Mais exemplos de política errática podem e devem ser elencados. O primeiro deles foi a atitude do Partido Socialista perante o acordo com PSD e CDS para a reforma do IRC, redundando na violação da palavra dada, um péssimo sinal para empresas e investidores acerca da estabilidade das grandes opções fiscais do país. Por oposição, decidiu-se reduzir o IVA da restauração, somando-se uma aposta quase unidirecional no setor do turismo. Não era preciso vir uma pandemia para se antecipar que estes setores – tendo a sua importância – não são o suficiente para dar sustentação ao crescimento de uma economia. Bastaria perceber que, na sequência de uma crise, quando se dá uma perda de rendimento generalizada, a maioria das pessoas acaba por ajustar o seu orçamento com menos viagens e mais refeições caseiras. Talvez esse raciocínio de causa-efeito não seja tão fácil de elaborar, recordando as palavras de Eduardo Cabrita quando assinalou que o ano de 2020 – com todas as restrições que conhecemos – registou um progresso no combate à sinistralidade rodoviária.
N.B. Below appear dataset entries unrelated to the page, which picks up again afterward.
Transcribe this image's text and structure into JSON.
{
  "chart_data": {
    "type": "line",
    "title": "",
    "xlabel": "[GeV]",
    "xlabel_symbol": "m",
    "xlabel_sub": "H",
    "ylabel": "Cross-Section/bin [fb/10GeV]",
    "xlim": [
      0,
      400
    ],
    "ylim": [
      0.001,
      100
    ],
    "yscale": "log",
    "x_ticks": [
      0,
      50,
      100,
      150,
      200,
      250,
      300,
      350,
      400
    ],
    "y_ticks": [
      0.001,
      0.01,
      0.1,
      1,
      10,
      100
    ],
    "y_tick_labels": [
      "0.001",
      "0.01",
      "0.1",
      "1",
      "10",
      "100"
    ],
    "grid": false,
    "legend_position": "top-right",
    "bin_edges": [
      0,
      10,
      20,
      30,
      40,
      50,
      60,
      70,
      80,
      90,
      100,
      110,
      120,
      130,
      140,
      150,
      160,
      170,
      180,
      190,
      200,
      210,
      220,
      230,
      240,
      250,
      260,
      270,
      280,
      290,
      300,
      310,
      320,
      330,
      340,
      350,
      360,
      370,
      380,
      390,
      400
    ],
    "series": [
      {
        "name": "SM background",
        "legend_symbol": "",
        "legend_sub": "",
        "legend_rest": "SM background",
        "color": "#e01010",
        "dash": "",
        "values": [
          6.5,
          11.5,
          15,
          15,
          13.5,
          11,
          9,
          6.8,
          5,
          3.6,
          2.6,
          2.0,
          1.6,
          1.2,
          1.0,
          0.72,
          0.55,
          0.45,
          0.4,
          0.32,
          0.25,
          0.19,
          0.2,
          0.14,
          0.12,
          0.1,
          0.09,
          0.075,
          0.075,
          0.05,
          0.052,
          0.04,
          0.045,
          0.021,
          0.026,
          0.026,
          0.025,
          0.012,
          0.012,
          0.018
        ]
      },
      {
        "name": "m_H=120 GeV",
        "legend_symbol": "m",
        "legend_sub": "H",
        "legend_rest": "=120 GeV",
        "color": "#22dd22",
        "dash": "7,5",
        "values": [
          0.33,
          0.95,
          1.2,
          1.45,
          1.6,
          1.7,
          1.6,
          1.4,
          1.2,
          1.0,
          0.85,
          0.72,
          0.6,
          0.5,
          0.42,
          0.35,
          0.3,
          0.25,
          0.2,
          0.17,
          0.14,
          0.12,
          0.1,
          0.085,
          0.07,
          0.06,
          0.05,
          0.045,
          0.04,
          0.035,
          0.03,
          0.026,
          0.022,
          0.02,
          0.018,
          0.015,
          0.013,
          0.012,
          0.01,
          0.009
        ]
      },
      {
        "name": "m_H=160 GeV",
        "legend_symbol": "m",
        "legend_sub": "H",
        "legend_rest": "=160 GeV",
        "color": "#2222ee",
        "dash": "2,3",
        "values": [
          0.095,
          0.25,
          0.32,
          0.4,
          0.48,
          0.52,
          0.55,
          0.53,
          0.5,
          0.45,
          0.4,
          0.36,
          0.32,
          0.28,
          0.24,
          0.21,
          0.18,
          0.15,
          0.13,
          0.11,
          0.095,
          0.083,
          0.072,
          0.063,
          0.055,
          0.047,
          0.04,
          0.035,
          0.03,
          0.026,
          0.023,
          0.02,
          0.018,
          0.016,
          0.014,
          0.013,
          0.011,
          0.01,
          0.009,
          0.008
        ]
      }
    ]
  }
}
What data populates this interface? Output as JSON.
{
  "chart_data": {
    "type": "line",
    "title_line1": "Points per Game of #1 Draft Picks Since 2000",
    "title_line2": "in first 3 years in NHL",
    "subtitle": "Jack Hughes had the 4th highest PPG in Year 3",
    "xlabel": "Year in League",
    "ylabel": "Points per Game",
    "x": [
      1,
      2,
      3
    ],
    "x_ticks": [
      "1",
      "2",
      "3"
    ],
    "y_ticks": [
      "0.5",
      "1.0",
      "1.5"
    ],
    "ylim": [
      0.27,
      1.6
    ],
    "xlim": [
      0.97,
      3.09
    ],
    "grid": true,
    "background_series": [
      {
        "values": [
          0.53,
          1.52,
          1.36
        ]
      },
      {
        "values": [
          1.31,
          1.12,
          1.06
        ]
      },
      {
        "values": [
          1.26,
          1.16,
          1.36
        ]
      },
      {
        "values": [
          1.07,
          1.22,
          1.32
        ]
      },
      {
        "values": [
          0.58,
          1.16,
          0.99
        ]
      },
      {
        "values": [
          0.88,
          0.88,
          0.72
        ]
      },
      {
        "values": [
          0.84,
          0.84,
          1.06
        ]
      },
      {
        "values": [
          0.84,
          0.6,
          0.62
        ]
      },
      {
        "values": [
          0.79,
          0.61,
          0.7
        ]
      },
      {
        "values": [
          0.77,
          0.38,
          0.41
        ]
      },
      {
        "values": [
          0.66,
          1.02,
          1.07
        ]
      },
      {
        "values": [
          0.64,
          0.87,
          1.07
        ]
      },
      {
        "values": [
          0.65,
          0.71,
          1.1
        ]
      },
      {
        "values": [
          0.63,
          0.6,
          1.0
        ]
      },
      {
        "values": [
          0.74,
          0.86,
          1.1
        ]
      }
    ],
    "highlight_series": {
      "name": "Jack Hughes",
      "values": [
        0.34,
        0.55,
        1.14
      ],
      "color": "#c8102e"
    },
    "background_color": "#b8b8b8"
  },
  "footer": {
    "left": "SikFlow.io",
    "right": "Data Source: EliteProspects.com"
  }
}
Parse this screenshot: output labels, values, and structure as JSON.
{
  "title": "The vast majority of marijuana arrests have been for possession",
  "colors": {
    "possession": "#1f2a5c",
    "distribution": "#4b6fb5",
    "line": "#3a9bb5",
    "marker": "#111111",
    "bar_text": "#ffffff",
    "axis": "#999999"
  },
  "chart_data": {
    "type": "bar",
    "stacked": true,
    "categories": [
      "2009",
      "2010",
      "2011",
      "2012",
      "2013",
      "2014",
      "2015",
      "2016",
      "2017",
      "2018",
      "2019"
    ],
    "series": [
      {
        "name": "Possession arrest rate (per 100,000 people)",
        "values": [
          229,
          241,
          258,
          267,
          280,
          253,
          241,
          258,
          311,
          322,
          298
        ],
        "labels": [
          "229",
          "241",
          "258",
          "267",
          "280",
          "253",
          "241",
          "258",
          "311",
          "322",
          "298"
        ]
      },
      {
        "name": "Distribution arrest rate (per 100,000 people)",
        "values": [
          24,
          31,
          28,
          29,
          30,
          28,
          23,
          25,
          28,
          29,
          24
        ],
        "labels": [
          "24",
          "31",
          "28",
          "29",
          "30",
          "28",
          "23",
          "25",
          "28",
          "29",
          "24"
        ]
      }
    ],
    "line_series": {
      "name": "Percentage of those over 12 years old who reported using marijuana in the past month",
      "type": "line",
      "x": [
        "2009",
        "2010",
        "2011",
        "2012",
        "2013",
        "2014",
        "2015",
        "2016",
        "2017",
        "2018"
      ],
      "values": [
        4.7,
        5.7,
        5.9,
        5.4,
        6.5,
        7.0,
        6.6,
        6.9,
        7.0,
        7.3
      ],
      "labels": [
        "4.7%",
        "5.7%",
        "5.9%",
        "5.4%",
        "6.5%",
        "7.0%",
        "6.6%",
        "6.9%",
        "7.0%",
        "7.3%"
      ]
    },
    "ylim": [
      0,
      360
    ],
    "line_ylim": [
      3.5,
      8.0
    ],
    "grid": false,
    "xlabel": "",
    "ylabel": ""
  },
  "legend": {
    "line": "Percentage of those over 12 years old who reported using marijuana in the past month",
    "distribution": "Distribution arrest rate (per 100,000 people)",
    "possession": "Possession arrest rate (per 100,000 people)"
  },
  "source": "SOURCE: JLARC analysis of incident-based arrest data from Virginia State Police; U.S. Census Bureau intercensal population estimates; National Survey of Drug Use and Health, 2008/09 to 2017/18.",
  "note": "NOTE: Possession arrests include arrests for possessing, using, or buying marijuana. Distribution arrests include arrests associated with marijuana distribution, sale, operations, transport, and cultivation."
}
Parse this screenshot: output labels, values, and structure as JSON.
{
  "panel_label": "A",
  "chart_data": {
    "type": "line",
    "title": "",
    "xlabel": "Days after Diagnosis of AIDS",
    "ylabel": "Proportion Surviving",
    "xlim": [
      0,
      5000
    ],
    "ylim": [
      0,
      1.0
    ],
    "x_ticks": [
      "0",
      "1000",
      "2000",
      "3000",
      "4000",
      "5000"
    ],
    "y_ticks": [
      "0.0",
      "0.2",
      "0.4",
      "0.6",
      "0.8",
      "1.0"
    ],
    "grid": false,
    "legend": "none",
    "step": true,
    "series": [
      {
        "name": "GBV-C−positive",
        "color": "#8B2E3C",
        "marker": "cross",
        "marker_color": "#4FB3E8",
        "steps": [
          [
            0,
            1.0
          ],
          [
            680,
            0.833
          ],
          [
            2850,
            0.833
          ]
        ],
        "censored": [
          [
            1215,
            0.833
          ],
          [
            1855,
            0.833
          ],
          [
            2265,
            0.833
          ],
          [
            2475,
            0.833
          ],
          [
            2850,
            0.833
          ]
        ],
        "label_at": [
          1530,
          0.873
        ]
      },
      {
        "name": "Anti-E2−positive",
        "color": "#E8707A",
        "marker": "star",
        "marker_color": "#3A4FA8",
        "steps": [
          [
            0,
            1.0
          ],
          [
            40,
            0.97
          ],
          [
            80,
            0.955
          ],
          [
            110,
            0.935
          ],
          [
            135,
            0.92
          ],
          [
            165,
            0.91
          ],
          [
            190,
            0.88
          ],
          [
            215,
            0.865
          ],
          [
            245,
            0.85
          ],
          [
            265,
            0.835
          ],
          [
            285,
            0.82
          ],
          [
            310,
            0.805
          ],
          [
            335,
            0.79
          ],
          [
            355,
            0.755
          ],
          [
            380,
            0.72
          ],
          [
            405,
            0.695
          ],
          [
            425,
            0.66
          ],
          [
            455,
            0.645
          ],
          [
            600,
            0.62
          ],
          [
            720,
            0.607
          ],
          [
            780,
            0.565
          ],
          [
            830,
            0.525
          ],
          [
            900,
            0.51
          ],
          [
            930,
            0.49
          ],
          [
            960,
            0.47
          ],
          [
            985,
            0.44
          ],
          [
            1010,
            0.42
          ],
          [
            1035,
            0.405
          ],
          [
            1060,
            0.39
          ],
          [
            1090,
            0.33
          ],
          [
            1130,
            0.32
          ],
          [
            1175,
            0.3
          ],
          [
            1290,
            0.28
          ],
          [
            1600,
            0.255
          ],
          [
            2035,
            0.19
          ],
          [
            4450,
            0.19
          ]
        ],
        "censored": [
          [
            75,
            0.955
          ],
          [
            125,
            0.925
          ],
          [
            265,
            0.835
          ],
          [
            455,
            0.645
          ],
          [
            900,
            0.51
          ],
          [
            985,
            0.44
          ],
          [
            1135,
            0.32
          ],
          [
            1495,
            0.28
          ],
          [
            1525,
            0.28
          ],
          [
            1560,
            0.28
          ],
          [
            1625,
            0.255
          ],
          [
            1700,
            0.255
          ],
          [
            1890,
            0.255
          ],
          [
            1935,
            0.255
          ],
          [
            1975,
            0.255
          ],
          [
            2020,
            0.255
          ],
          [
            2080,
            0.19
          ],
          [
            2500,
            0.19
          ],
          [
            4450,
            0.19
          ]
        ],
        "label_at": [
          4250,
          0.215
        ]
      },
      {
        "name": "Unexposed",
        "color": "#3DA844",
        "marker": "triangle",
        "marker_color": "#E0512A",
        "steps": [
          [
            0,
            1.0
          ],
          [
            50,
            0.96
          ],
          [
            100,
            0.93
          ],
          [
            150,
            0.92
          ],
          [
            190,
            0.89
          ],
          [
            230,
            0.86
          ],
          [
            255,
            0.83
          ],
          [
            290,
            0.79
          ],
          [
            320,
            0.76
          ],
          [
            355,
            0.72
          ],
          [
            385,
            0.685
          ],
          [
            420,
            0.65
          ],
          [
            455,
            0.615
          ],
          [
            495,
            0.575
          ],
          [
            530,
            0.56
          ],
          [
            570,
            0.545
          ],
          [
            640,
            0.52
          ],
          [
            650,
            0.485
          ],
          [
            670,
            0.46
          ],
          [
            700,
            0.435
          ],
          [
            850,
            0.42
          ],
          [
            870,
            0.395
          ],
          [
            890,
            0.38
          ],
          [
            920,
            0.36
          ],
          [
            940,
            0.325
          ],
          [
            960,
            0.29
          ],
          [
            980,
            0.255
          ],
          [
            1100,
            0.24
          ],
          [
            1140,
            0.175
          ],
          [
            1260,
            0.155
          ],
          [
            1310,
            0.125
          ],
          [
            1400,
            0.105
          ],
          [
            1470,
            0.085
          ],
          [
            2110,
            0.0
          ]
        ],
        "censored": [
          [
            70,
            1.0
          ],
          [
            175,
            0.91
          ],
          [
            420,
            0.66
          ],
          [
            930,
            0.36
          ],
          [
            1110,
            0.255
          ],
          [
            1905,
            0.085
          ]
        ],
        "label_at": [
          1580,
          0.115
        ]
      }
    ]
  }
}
Pouco prudente também foi o desperdício da oportunidade que o contexto internacional favorável entre os anos de 2016 e 2019 proporcionou para reduzir o montante da nossa dívida pública. Sendo o rácio da dívida sobre o Produto Interno Bruto (PIB) a métrica mais utilizada pelos economistas para medir a evolução da dívida pública de um país, não podemos limitar-nos à mera redução deste quociente perante o nível de dívida de Portugal: é preciso reduzir o seu montante nominal. E a razão é muito simples. Perante a inevitabilidade dos ciclos económicos, basta entrarmos numa fase descendente para que esse rácio volte a aumentar, levando a maior pressão da dívida sobre o orçamento e a economia. Mais ainda, no atual contexto de inflação, a elevada dívida pública apresenta ainda riscos mais elevados. Se o Banco Central Europeu se vir forçado a intervir para conter as pressões inflacionárias, tal resultará muito provavelmente num aumento da taxa de juro sobre a nossa dívida pública, aumentando o montante pago em juros que os futuros Orçamentos do Estado terão de considerar.
Para mal do país, a ação da geringonça traduziu-se num somatório de oportunidades desperdiçadas e no esvaziamento de qualquer perspetiva de futuro para Portugal. Não direi, portanto, que o atual contexto de eleições antecipadas permitirá inverter o rumo que vinha a ser prosseguido, porque efetivamente não havia nenhum. Este momento proporcionará antes a oportunidade de voltar a encontrar um caminho depois de um hiato de seis anos em que a única preocupação foi desfazer em vez de construir. Para isso se concretizar, é necessária a intervenção de terceiros para concluir o Requiem à geringonça, tal como ocorrera com a missa fúnebre do prodigioso compositor austríaco. Desta feita, caberá aos portugueses dar-lhe o acorde final no próximo dia 30 de janeiro.